- 2015 Federal Election
Arts & culture a big draw in Kelowna
Kelowna's Arts & Cultural Summit has interested parties from far and wide gathered in the Laurel Packinghouse this weekend.
The two-day summit intended to draw business and the cultural sector together to stimulate economic and cultural growth began with presenter Paul Born polling participants on where they were from and what brought them to the table.
From a graphic designer and aboriginal negotiator from Kamloops to a local social housing/urban farming/arts business owner, the group included people from all walks of life and all over the province.
And that was a good thing as, according to Born, it takes entire systems of people, from different sectors of the economy, to really affect change.
“If we really want to advance the importance of arts, culture and heritage, it’s not just about one person at a time,” said Born. “It’s about one system at a time.”
Leading a discussion in the second hour intended to get the ball rolling in that direction, he quickly found himself in a debate over the role of young people in the arts.
Where food critic, magazine journalist and businessman Jamie Maw stated he believes younger generations are largely missing from the Okanagan arts scene, visual artist Sara Lige said she sees it more as established arts groups missing out on what the younger generations are doing.
While the youth may not have a heavy presence in the symphony, ballet and some theatre circles, they do have their own grassroots-style events going on, she pointed out.
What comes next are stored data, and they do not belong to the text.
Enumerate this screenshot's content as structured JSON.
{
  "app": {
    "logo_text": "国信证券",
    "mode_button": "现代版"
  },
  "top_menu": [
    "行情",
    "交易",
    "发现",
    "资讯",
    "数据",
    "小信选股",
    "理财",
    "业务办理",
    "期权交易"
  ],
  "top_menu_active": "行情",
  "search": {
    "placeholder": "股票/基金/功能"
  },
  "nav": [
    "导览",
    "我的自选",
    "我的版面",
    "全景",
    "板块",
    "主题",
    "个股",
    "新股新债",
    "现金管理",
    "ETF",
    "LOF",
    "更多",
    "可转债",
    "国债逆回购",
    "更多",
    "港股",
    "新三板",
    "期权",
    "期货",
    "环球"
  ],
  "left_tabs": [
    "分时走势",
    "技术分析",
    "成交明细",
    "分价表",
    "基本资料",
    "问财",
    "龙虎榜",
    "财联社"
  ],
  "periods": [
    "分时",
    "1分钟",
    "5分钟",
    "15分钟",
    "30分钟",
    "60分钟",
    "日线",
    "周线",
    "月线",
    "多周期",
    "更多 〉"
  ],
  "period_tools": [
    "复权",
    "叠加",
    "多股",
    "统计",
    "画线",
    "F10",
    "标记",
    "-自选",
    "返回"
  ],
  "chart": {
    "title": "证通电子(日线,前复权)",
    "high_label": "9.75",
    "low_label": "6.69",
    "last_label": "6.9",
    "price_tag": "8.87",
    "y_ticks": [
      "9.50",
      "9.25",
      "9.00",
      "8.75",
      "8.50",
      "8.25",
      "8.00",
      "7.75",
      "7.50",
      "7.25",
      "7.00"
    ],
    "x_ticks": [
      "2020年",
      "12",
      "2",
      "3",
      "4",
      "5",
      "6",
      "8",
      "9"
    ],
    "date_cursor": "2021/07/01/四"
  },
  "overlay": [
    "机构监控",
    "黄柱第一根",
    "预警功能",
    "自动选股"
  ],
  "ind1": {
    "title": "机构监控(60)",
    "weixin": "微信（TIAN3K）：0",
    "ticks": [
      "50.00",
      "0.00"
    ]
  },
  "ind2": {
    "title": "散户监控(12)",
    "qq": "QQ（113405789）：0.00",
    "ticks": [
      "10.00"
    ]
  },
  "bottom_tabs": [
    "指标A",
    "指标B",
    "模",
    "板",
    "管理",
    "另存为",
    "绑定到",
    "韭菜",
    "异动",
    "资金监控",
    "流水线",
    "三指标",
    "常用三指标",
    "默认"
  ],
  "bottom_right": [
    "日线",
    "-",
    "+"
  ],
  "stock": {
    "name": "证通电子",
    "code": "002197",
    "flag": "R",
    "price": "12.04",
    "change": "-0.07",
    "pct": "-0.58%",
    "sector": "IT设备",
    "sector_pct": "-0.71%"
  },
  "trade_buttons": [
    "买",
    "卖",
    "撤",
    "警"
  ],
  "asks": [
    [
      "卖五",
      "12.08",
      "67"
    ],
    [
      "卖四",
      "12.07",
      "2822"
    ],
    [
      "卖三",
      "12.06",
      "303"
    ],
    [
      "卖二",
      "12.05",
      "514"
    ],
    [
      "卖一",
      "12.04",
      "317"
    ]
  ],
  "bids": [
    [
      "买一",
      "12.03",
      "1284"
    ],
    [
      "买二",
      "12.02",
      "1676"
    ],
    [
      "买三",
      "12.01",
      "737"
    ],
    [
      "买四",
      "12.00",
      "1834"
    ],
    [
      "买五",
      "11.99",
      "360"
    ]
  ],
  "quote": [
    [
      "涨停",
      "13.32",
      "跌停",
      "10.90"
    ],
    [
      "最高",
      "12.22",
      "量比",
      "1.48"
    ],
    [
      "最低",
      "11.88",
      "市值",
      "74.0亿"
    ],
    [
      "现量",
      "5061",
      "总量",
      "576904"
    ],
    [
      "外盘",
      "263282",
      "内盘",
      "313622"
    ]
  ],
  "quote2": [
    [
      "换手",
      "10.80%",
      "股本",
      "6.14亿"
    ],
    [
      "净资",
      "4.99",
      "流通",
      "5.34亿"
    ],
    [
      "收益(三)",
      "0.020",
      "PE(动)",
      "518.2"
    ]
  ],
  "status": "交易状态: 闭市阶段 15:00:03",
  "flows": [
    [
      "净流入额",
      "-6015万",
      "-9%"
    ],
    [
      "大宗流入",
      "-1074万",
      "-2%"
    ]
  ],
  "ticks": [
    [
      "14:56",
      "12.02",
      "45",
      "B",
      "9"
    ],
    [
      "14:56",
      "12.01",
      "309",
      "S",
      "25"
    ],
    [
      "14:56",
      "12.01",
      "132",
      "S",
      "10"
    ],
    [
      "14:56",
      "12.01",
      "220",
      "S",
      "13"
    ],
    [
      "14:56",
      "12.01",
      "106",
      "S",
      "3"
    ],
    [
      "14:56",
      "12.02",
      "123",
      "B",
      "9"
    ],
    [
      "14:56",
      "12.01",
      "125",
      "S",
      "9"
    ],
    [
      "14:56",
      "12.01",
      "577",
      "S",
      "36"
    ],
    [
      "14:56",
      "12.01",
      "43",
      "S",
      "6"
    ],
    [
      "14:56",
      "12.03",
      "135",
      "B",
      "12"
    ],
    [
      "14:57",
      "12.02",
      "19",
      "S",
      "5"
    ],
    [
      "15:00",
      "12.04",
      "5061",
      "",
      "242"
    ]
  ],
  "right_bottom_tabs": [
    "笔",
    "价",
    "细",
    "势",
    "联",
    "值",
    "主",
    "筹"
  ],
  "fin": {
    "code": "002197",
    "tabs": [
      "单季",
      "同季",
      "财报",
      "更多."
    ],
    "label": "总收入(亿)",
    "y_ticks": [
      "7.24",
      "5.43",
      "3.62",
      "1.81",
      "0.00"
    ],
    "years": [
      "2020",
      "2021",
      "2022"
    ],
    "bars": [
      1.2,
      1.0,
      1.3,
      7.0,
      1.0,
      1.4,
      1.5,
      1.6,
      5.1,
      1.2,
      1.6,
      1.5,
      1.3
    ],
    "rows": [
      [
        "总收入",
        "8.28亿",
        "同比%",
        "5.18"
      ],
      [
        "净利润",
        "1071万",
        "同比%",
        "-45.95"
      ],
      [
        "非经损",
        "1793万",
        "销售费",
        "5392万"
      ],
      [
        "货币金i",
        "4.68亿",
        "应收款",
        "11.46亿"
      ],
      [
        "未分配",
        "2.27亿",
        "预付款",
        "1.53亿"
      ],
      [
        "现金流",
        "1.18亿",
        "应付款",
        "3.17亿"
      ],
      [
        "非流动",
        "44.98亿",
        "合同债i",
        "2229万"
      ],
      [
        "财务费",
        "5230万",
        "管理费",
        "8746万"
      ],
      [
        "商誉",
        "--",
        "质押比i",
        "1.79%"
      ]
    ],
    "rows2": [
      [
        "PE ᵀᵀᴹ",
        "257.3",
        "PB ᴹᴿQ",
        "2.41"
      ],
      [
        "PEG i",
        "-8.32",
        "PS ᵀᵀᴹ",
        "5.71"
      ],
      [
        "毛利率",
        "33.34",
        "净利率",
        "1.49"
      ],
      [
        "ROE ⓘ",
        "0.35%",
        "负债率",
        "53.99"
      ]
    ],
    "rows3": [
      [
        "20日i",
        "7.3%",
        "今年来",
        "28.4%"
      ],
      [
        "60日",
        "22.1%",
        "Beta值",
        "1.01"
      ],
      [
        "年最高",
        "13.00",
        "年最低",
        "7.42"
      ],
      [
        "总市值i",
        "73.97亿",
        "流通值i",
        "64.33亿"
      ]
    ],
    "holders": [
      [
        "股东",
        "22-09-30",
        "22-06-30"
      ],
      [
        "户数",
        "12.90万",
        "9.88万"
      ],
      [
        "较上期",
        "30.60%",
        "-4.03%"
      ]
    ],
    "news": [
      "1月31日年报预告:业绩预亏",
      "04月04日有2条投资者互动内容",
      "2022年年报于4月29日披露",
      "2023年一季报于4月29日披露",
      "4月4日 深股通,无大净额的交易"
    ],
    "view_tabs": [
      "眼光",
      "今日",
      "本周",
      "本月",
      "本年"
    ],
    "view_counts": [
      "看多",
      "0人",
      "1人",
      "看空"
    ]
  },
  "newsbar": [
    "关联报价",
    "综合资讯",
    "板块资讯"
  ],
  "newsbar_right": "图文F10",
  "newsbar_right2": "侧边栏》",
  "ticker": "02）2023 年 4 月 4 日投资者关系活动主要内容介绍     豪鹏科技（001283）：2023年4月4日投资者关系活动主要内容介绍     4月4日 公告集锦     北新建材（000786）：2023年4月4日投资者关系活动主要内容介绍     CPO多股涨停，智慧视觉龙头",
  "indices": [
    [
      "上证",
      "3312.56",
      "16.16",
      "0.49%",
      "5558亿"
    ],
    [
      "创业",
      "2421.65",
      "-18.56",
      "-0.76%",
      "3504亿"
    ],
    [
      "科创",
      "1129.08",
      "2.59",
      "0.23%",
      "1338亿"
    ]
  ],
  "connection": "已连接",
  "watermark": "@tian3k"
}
“I do believe the younger generation are engaging. It’s just different than what we are engaging with,” she said, suggesting it might be time for some of the more established pillars of the arts community to try getting involved with the next generation’s efforts.
Lige is the founder of Cool Arts, a program which provides arts opportunities to adults with developmental disabilities, and their discussion sparked the first taste of debate and the ideas to come.
The event will cover the bulk of the weekend. City officials are hoping it will generate new ideas people within the Okanagan can take and run with to start fostering cultural development, and economic diversification.